Daal Mash with Grill & Fry Masala

This comforting and flavorful Daal Mash recipe features creamy split urad dal simmered in a rich, spiced onion-tomato masala. Infused with the warmth of cumin, green chilies, and finished with a touch of Zee Special Masala (or garam masala), this dish is hearty, aromatic, and perfect with warm roti, naan, or steamed rice. Simple, wholesome, and satisfying — a true desi classic!


Ingredients:

Serves 3–4

  • 1 cup Daal Mash (split urad dal)

  • 3–4 cups water (for soaking and cooking)

  • 3–4 tbsp oil or ghee

  • 1 medium onion – finely chopped

  • 2 medium tomatoes – chopped

  • 2–3 green chilies – slit or chopped

  • 1 tbsp ginger-garlic paste

  • ¼ tsp turmeric powder

  • ½–1 tsp red chili powder (adjust to taste)

  • ½ tsp cumin seeds

  • ½–1 tsp Zee Special Masala or garam masala (added at the end)

  • Salt – to taste

  • Fresh coriander leaves – chopped (for garnish)

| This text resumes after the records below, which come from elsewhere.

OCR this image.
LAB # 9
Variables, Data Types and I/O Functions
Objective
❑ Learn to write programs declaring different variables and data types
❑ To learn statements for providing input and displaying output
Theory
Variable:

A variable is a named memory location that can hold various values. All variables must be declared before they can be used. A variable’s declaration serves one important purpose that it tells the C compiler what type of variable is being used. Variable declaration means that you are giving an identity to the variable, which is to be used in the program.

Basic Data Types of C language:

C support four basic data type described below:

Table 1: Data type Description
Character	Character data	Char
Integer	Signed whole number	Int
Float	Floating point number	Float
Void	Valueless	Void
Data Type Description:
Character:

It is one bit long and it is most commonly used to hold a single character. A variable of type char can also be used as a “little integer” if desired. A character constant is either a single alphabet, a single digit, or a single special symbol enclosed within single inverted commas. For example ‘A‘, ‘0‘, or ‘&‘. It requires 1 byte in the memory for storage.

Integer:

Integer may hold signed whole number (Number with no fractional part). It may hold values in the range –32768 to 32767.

  • Lemon wedges – for serving


Instructions:

1. Soak & Cook the Daal:

  • Wash the daal mash thoroughly and soak it in water for 30–45 minutes.

  • Drain and cook in fresh water with a pinch of salt on medium heat for 15–20 minutes, or until soft but not mushy.

  • Drain any excess water and set the cooked daal aside.

2. Prepare the Masala Base:

  • Heat oil or ghee in a pan.

  • Add cumin seeds and let them splutter.

  • Add chopped onions and sauté until light golden brown.

  • Stir in ginger-garlic paste and cook for about 1 minute.

  • Add chopped tomatoes, turmeric, red chili powder, and salt.

  • Cook on medium heat for 6–8 minutes, or until the tomatoes break down and oil starts to separate from the masala.

3. Combine & Simmer:

  • Add the cooked daal mash to the prepared masala.

  • Mix gently to avoid breaking the lentils too much.

  • Simmer on low heat for 5–7 minutes, adding a little water if needed to adjust consistency.

4. Finish & Serve:

  • Sprinkle Zee Special Masala or garam masala over the daal.

  • Stir gently and turn off the heat.

  • Garnish with fresh coriander leaves and serve hot with lemon wedges on the side.